Dim test As String = "attribute=(?:(['""])(?<attribute>(?:(?!\1).)*)\1|(?<attribute>\S+))"
Dim result As String = Regex.Replace(input, test, "attribute=""$2""")
This outputs result
correctly as:
<tag attribute="value" attribute="value" attribute="value" />
Is there a way I could change (and simplify!) this up a bit so that I could make it look for any attribute name?
UPDATE:
Here's what I have so far based on the comments. Perhaps it could be improved even more:
Dim input As String = "<tag border=2 style='display: none' width=""100%"" />"
Dim test As String = "\s*=\s*(?:(['""])(?<g1>(?:(?!\1).)*)\1|(?<g1>\S+))"
Dim result As String = Regex.Replace(input, test, "=""$2""")
which produces:
<tag border="2" style="display: none" width="100%" />
Any further suggestions? Otherwise I think I answered my own question, with your help of course.
FINAL UPDATE
Here is the final product. I hope this helps somebody!
Imports System.Text.RegularExpressions
Module Module1
Sub Main()
Dim input As String = "<tag border=2 style='display: none' width=""100%"">Some stuff""""""in between tags==="""" that could be there</tag>" & _
"<sometag border=2 width=""100%"" /><another that=""is"" completely=""normal"">with some content, of course</another>"

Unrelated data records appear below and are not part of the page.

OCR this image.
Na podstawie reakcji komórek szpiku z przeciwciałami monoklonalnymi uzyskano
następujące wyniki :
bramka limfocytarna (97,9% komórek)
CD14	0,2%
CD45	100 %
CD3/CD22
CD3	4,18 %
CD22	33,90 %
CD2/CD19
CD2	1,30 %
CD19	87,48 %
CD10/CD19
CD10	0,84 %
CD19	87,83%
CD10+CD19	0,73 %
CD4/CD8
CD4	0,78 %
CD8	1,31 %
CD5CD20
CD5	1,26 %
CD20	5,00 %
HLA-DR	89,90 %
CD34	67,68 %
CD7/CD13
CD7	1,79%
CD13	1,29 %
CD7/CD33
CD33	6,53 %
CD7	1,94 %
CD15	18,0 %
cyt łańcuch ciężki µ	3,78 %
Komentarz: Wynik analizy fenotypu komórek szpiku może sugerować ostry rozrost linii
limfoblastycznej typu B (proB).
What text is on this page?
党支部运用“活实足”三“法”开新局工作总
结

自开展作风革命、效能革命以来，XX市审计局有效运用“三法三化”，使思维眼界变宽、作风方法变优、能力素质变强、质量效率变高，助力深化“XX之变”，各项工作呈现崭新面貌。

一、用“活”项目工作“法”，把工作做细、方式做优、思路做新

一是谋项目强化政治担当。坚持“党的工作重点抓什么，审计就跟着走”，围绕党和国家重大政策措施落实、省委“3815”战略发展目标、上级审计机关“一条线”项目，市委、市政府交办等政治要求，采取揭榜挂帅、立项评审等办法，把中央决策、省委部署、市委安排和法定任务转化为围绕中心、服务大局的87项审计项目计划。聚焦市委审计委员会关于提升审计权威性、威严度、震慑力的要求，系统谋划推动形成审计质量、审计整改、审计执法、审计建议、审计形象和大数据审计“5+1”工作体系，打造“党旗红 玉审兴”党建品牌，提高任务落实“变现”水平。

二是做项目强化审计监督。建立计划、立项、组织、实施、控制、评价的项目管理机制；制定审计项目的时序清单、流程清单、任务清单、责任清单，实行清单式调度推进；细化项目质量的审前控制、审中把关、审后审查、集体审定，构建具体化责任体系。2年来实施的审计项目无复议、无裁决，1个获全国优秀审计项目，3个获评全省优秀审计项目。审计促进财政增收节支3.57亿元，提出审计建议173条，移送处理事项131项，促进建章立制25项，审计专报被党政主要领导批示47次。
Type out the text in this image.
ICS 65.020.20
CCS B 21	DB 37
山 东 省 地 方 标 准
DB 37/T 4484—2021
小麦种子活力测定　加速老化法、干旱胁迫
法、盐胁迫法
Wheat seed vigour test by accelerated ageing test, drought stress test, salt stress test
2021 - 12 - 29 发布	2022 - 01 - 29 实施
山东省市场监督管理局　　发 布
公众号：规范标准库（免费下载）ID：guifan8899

Console.WriteLine(ConvertMarkupAttributeQuoteType(input, "'"))
Console.ReadKey()
End Sub
Public Function ConvertMarkupAttributeQuoteType(ByVal html As String, ByVal quoteChar As String) As String
Dim findTags As String = "</?\w+((\s+\w+(\s*=\s*(?:"".*?""|'.*?'|[^'"">\s]+))?)+\s*|\s*)/?>"
Return Regex.Replace(html, findTags, New MatchEvaluator(Function(m) EvaluateTag(m, quoteChar)))
End Function
Private Function EvaluateTag(ByVal match As Match, ByVal quoteChar As String) As String
Dim attributes As String = "\s*=\s*(?:(['""])(?<g1>(?:(?!\1).)*)\1|(?<g1>[^>\s]+))"
Return Regex.Replace(match.Value, attributes, String.Format("={0}$2{0}", quoteChar))
End Function
End Module
I felt that keeping the tag finder and the attribute fixing regex separate from each other in case I wanted to change how they each work in the future. Thanks for all your input.